We live in a religiously pluralistic world, but there is only one God or one reality that lies at the heart of the cosmos. This God is not Christian, nor is this God an adherent of any religious system. All religious systems are human creation by which people in different times and different places seek to journey into that which is ultimately holy and wholly other. Until that simple lesson is heard, human beings will continue to destroy each other in the name of the “one true God.”

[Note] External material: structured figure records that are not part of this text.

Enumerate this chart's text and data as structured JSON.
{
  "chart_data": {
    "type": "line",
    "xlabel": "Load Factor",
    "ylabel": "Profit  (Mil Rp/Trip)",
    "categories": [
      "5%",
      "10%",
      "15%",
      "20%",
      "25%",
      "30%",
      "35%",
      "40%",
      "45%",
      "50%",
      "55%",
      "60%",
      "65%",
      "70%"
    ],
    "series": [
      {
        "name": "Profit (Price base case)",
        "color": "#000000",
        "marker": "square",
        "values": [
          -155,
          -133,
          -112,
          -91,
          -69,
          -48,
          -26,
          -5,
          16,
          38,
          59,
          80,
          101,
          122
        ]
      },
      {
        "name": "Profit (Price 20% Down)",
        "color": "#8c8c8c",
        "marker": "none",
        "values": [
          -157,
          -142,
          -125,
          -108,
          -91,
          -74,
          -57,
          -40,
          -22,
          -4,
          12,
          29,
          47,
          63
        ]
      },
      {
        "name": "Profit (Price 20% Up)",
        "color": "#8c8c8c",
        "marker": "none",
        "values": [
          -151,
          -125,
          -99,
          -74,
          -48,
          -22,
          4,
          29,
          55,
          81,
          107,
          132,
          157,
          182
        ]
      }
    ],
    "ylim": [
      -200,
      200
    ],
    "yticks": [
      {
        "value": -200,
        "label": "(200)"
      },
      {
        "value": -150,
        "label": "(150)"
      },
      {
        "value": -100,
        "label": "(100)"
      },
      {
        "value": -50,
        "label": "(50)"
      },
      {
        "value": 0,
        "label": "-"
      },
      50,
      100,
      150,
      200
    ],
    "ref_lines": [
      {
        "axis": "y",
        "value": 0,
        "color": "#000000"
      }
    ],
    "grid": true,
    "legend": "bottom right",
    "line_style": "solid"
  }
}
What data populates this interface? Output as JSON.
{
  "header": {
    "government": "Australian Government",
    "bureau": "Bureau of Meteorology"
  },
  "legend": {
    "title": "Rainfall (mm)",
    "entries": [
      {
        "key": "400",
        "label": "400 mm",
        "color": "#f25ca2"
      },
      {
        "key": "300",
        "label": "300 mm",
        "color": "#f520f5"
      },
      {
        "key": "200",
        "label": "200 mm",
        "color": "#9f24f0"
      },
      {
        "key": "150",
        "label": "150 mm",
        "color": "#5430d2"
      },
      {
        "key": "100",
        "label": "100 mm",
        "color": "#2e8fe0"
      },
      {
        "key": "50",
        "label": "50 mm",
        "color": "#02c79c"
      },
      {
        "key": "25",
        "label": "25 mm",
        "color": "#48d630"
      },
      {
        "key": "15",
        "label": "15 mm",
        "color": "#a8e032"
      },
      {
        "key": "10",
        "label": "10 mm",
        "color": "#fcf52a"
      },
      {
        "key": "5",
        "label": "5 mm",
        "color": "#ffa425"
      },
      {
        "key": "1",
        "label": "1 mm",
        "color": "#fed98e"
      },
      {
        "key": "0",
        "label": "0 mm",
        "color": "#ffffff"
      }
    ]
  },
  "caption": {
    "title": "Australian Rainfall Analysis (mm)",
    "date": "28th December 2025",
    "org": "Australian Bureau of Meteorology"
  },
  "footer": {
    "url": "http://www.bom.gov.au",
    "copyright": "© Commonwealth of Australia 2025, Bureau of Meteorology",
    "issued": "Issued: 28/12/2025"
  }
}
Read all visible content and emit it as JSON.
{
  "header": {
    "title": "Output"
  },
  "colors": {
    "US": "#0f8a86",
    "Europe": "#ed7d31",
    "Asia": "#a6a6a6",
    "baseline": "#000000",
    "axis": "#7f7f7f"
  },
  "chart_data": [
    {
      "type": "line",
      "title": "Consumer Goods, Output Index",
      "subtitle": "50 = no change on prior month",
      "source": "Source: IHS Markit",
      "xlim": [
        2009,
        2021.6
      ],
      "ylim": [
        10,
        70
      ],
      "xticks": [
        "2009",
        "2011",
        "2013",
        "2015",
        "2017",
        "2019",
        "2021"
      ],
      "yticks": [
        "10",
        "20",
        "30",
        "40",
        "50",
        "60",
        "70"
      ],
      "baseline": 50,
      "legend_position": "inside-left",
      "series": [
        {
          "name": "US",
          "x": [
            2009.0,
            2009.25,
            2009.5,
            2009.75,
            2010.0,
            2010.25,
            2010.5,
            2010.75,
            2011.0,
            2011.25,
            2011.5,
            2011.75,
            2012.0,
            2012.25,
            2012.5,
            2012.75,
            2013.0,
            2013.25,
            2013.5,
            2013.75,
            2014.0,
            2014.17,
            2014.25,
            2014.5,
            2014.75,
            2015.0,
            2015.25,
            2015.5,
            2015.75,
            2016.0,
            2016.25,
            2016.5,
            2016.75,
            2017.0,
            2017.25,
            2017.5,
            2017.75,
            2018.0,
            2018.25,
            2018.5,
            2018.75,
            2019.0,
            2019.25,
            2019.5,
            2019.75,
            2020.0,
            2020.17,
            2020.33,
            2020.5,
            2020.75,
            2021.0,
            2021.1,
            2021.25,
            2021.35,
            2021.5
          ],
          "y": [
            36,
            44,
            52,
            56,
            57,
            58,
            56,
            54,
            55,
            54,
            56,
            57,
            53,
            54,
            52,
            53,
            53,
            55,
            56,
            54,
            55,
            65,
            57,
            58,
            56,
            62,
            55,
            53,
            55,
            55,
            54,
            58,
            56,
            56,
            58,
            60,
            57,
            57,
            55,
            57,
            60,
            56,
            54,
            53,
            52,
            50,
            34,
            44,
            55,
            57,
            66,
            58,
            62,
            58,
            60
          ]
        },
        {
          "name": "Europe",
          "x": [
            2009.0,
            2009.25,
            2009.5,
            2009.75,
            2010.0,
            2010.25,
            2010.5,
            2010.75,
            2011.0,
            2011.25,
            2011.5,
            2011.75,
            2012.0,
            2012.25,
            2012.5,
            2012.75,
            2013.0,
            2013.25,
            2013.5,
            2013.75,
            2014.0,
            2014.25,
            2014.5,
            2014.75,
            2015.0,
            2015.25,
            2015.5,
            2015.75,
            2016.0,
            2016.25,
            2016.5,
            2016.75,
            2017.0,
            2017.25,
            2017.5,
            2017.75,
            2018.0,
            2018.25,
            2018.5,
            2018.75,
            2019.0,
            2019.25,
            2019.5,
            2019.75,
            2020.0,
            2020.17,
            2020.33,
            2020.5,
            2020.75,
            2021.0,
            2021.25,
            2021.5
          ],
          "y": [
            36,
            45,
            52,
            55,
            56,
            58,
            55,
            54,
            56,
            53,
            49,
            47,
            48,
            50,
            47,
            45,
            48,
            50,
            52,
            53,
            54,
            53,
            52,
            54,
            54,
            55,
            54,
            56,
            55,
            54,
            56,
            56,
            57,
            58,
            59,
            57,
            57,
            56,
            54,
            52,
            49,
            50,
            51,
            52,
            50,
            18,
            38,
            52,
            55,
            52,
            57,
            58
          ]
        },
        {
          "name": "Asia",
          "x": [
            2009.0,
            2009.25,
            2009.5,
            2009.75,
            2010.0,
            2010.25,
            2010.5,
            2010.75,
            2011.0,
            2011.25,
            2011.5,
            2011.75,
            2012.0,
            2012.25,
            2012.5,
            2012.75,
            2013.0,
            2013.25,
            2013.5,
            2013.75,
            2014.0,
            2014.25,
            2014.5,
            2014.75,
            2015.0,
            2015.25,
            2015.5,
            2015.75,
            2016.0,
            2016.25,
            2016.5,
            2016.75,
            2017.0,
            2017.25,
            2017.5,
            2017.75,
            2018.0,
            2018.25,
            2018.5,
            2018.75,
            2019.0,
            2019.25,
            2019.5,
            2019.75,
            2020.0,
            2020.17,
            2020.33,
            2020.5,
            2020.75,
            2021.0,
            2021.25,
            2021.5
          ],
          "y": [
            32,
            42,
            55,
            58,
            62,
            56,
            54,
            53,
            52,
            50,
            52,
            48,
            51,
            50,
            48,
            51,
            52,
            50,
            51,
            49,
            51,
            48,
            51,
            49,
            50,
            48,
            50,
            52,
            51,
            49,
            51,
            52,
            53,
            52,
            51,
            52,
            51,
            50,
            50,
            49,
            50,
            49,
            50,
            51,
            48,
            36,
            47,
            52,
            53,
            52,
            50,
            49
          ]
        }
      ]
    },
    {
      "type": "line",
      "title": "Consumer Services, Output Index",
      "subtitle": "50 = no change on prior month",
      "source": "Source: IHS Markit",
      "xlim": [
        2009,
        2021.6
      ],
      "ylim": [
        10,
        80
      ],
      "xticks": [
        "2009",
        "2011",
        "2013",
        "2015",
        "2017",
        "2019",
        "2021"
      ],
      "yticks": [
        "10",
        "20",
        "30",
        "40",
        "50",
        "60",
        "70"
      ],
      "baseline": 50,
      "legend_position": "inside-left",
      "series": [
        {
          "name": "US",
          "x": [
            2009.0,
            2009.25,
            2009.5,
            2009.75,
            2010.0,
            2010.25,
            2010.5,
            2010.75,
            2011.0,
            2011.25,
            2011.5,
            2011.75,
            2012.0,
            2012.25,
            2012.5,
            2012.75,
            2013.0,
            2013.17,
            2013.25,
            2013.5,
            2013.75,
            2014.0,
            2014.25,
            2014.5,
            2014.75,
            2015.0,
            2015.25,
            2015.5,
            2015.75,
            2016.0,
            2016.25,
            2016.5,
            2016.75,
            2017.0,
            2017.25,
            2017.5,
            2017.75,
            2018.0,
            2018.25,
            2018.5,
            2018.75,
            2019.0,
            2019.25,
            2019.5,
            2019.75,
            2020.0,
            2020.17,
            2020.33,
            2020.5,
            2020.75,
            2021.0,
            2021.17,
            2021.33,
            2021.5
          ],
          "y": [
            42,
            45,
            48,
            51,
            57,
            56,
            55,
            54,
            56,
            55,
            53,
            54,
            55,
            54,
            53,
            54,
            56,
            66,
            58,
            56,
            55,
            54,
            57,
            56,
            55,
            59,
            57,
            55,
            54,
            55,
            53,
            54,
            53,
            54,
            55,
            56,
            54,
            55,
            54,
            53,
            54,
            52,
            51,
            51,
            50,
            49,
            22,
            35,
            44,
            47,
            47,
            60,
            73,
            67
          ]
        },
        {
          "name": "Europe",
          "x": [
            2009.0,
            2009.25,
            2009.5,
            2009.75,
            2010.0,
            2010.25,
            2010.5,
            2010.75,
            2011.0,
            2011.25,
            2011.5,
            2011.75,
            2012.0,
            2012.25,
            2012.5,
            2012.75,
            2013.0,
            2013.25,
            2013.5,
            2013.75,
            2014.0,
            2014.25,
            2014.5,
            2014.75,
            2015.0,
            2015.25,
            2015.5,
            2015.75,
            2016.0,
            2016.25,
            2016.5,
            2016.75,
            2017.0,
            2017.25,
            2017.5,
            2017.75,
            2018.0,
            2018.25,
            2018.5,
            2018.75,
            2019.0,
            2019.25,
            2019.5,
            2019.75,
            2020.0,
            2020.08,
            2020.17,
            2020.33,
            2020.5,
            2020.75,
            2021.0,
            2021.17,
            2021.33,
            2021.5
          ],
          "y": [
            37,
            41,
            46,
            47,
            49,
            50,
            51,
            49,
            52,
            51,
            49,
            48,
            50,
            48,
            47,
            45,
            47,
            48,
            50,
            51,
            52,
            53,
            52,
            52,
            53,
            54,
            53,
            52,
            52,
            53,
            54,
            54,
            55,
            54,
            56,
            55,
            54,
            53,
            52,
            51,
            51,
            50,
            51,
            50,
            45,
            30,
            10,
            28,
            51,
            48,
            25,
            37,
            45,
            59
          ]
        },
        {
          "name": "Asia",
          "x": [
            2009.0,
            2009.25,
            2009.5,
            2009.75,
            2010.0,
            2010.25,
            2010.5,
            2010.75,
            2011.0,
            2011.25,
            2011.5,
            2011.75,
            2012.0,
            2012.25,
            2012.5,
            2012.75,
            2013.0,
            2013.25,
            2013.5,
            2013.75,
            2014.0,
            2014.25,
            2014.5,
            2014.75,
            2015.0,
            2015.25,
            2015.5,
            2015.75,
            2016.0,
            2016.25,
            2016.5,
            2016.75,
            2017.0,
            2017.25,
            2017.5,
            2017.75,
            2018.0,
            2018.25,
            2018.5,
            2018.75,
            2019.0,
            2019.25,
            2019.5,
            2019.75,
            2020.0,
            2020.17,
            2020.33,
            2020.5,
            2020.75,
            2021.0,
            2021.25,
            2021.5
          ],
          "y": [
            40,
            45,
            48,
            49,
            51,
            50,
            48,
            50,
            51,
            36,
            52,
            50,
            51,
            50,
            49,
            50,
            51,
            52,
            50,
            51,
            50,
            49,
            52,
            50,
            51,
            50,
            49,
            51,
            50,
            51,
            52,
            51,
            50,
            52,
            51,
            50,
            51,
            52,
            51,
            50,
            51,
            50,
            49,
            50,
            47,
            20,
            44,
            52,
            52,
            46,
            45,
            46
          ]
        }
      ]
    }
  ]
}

I can say with confidence that Jesus is the way, the truth and the life, and that I follow Jesus with confidence into the mystery of God. In his book, Many Mansions, Harvey Cox, points to Jesus as the way, but he cautions us to remember that to be a disciple of Jesus, means: “not to emulate or mimic Jesus but to follow his way to live in our era the same way Jesus lived in his era—as a sing and servant of the reign of God. To follow Jesus requires us not to choose 12 disciples or to turn water into wine but to take his life project—making the coming of God’s reign of Shalom real and immediate—our own.”
Jesus is the way the truth and the life, those of us who believe this would do well to follow Jesus his way; with grace, mercy and love. Reaching out to those who follow different ways into the divine mystery of God, not to convert them to our way, but to learn from them and to share what we have learned, so that together we can evolve into a more perfect humanity. So that together in peace, we can really begin explore the wondrous marvels of the many dwelling places in the realm of our God.
Our world is changing at a rate unprecedented in human history. The black and white answers of the past must give way to the multicolored realities of the present.
Those red-letter words of Jesus can and indeed must release their grip on our imaginations so that we can open ourselves to the more-than-factual, more-than-historical, more-than-metaphorical meanings of the ancient words that have been handed down to us. So, whether we read them in hues of green, orange, red, yellow, brown, blue, pink or maybe even fuchsia, aborigine or chartreuse they can open us to the reality of the One who is was and ever more shall be Love beyond the ability of our words to describe or contain. Let a rainbow of colour once more be a sign of Love’s promise to accompany us on our journey.
Once again I am indebted to the sacred trinity Spong, Crossan, and Borg for there ability to teach me to live in more vibrant hues!